LF: In my view the trends will be as follows:

·        Online distribution continues to grow with more players and newer technology to make searching and purchasing easier.

·        Mobile channels will further increase in importance in engaging with customers, distributing product information and creating sales.

·        More personalised, integrated offers will be available for customers on the Internet.

·        Conventional travel agents will further differentiate and focus on their competitive edges to fend off competition.

EFT:  At this juncture, what do you recommend when it comes to optimising the effectiveness of all distribution channels?

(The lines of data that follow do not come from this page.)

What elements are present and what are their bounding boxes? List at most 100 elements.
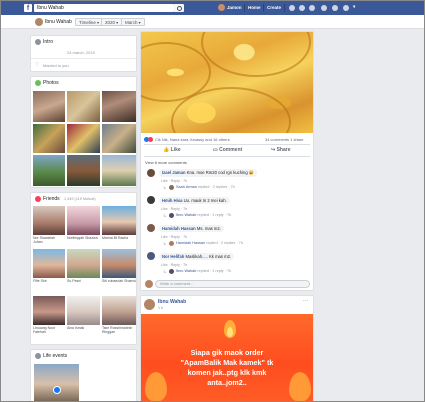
friend-photo[interactable]	[33, 296, 65, 325]
friend-name[interactable]: Nor Shazielah Johan	[33, 236, 65, 244]
reply-summary[interactable]: Hamidah Hassan replied · 2 replies · 7h	[176, 241, 243, 245]
notifications-icon[interactable]	[332, 5, 338, 11]
friend-photo[interactable]	[102, 249, 136, 278]
comment-actions[interactable]: Like · Reply · 7h	[161, 207, 187, 211]
post-time[interactable]: 1 h	[158, 306, 163, 310]
messenger-icon[interactable]	[299, 5, 305, 11]
subbar-profile-name[interactable]: Ibnu Wahab	[45, 19, 72, 25]
help-icon[interactable]	[321, 5, 327, 11]
friend-photo[interactable]	[102, 296, 136, 325]
search-input[interactable]: Ibnu Wahab	[34, 4, 174, 12]
promo-line: Siapa gik maok order	[190, 348, 264, 357]
reactions-summary[interactable]: Cik Nik, Nana kara Junassy and 16 others	[155, 137, 230, 142]
love-reaction-icon	[148, 137, 153, 142]
nav-home[interactable]: Home	[248, 5, 261, 10]
facebook-logo[interactable]: f	[24, 4, 32, 12]
timeline-subbar: Ibnu Wahab Timeline 2020 March	[1, 15, 424, 29]
friend-name[interactable]: Marina Bt Rasha	[102, 236, 136, 240]
comments-shares-count[interactable]: 34 comments 1 share	[265, 137, 303, 142]
friends-title[interactable]: Friends	[43, 196, 60, 202]
nav-profile-name[interactable]: Jamon	[227, 5, 242, 10]
friend-photo[interactable]	[67, 206, 100, 235]
avatar	[169, 185, 174, 190]
timeline-dropdown[interactable]: Timeline	[75, 18, 103, 26]
friend-photo[interactable]	[33, 249, 65, 278]
profile-avatar[interactable]	[218, 4, 225, 11]
friend-name[interactable]: Siti zubaedah Shamsi	[102, 279, 136, 283]
reply-arrow-icon: ↳	[163, 186, 167, 190]
avatar[interactable]	[147, 196, 155, 204]
comment-text: Maslikah..... Kk mas m2.	[185, 254, 232, 259]
photo-thumb[interactable]	[33, 91, 65, 122]
reply-summary[interactable]: Ibnu Wahab replied · 1 reply · 7h	[176, 269, 231, 273]
avatar[interactable]	[144, 299, 155, 310]
settings-icon[interactable]	[343, 5, 349, 11]
photo-thumb[interactable]	[102, 124, 136, 153]
avatar[interactable]	[35, 18, 43, 26]
year-dropdown[interactable]: 2020	[101, 18, 123, 26]
friend-name[interactable]: Su Pesni	[67, 279, 100, 283]
share-icon: ↪	[271, 147, 276, 153]
photo-thumb[interactable]	[102, 91, 136, 122]
comment: Hmih Hisa Uu. mauk m 2 mei kah.	[159, 197, 230, 204]
view-more-comments[interactable]: View 6 more comments	[145, 160, 187, 165]
friend-requests-icon[interactable]	[289, 5, 295, 11]
life-events-title[interactable]: Life events	[43, 353, 67, 359]
comment-author[interactable]: Nor Helifah	[162, 254, 184, 259]
comment-author[interactable]: Izael Jaman	[162, 170, 186, 175]
friend-photo[interactable]	[102, 206, 136, 235]
photo-thumb[interactable]	[33, 124, 65, 153]
friend-name[interactable]: Aina Ismail	[67, 326, 100, 330]
photo-thumb[interactable]	[67, 91, 100, 122]
life-events-icon	[35, 353, 41, 359]
search-icon[interactable]	[174, 4, 184, 12]
friend-photo[interactable]	[67, 296, 100, 325]
like-button[interactable]: 👍 Like	[163, 147, 181, 153]
like-icon: 👍	[163, 147, 170, 153]
reply-summary[interactable]: Saah Arman replied · 2 replies · 7h	[176, 185, 235, 189]
nav-create[interactable]: Create	[267, 5, 281, 10]
friend-name[interactable]: Tsim Rosshimahnin Ringgan	[102, 326, 136, 334]
avatar	[145, 280, 153, 288]
comment-text: Kna. moe Rm20 cod rgn kuching 😄	[186, 170, 255, 175]
comment-author[interactable]: Hamidah Hassan	[162, 226, 196, 231]
photo-thumb[interactable]	[102, 155, 136, 186]
friend-name[interactable]: Lhouang Noor Fatehah	[33, 326, 65, 334]
friend-photo[interactable]	[33, 206, 65, 235]
photo-thumb[interactable]	[33, 155, 65, 186]
photo-thumb[interactable]	[67, 124, 100, 153]
like-label: Like	[170, 147, 181, 153]
comment-actions[interactable]: Like · Reply · 7h	[161, 263, 187, 267]
chevron-down-icon[interactable]: ▾	[353, 4, 355, 10]
comment-actions[interactable]: Like · Reply · 7h	[161, 235, 187, 239]
friend-name[interactable]: Norlfeqqah Shaziza	[67, 236, 100, 240]
share-button[interactable]: ↪ Share	[271, 147, 291, 153]
post-author[interactable]: Ibnu Wahab	[158, 299, 186, 305]
comment-button[interactable]: ▭ Comment	[213, 147, 242, 153]
notifications-icon[interactable]	[309, 5, 315, 11]
share-label: Share	[276, 147, 291, 153]
reply-summary[interactable]: Ibnu Wahab replied · 1 reply · 7h	[176, 213, 231, 217]
reply-arrow-icon: ↳	[163, 242, 167, 246]
photos-title[interactable]: Photos	[43, 80, 59, 86]
comment-input[interactable]: Write a comment...	[155, 280, 310, 288]
more-options-icon[interactable]: ···	[303, 298, 308, 304]
friend-name[interactable]: Fifie Shir	[33, 279, 65, 283]
reply-arrow-icon: ↳	[163, 214, 167, 218]
comment-text: Ms. mas m2.	[196, 226, 221, 231]
month-dropdown[interactable]: March	[121, 18, 145, 26]
avatar[interactable]	[147, 169, 155, 177]
comment-actions[interactable]: Like · Reply · 7h	[161, 179, 187, 183]
avatar[interactable]	[147, 252, 155, 260]
intro-icon	[35, 39, 41, 45]
life-event-photo[interactable]	[34, 364, 79, 401]
divider	[31, 58, 136, 59]
avatar[interactable]	[147, 224, 155, 232]
post-photo[interactable]	[141, 32, 313, 133]
nav-divider	[284, 4, 285, 12]
friend-photo[interactable]	[67, 249, 100, 278]
life-event-icon	[53, 386, 61, 394]
comment-author[interactable]: Hmih Hisa	[162, 198, 182, 203]
top-navigation-bar: f Ibnu Wahab Jamon Home Create ▾	[1, 1, 424, 15]
photo-thumb[interactable]	[67, 155, 100, 186]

LF: As e-commerce (and m-commerce) will be an area demonstrating significant growth, enhancing the distribution capabilities and customer experience to handle growing needs are vital for these channels. However, offline travel agents will continue to play a key role in creating values such as in complex transactions or upselling. It will be sensible for airlines to recognise and create a positive environment to foster these activities.

EFT: What impact has e-commerce had on airline business models? 

LF: It has greatly strengthened airlines’ capabilities to reach and sell to customers directly. The online channel accounts for a substantial portion of revenues and Cathay has doubled its online share in the past few years. Another contribution is that e-commerce effectively reduces the cost of distribution arising from fees and commissions to the intermediaries.

EFT: It is mandatory for airlines to embrace a mix of direct and indirect, online and offline channels. Do you foresee any major change in the multichannel strategy?

LF: The multi-channel strategy will remain for some time although the mix is gradually shifting towards direct channels as booking online becomes increasingly safe, easy and fast.

EFT: The indirect channel clearly allows for higher yield business. What do you make of issues pertaining to the cost of third-party distribution?

LF: The various channels should be rewarded for the values they create. Though the indirect channels bear higher costs and airlines endeavour to contain their costs of sales, there are many aspects where indirect channels complement the direct channels. The landscapecould be changing as direct channels continue to develop into more mature ones.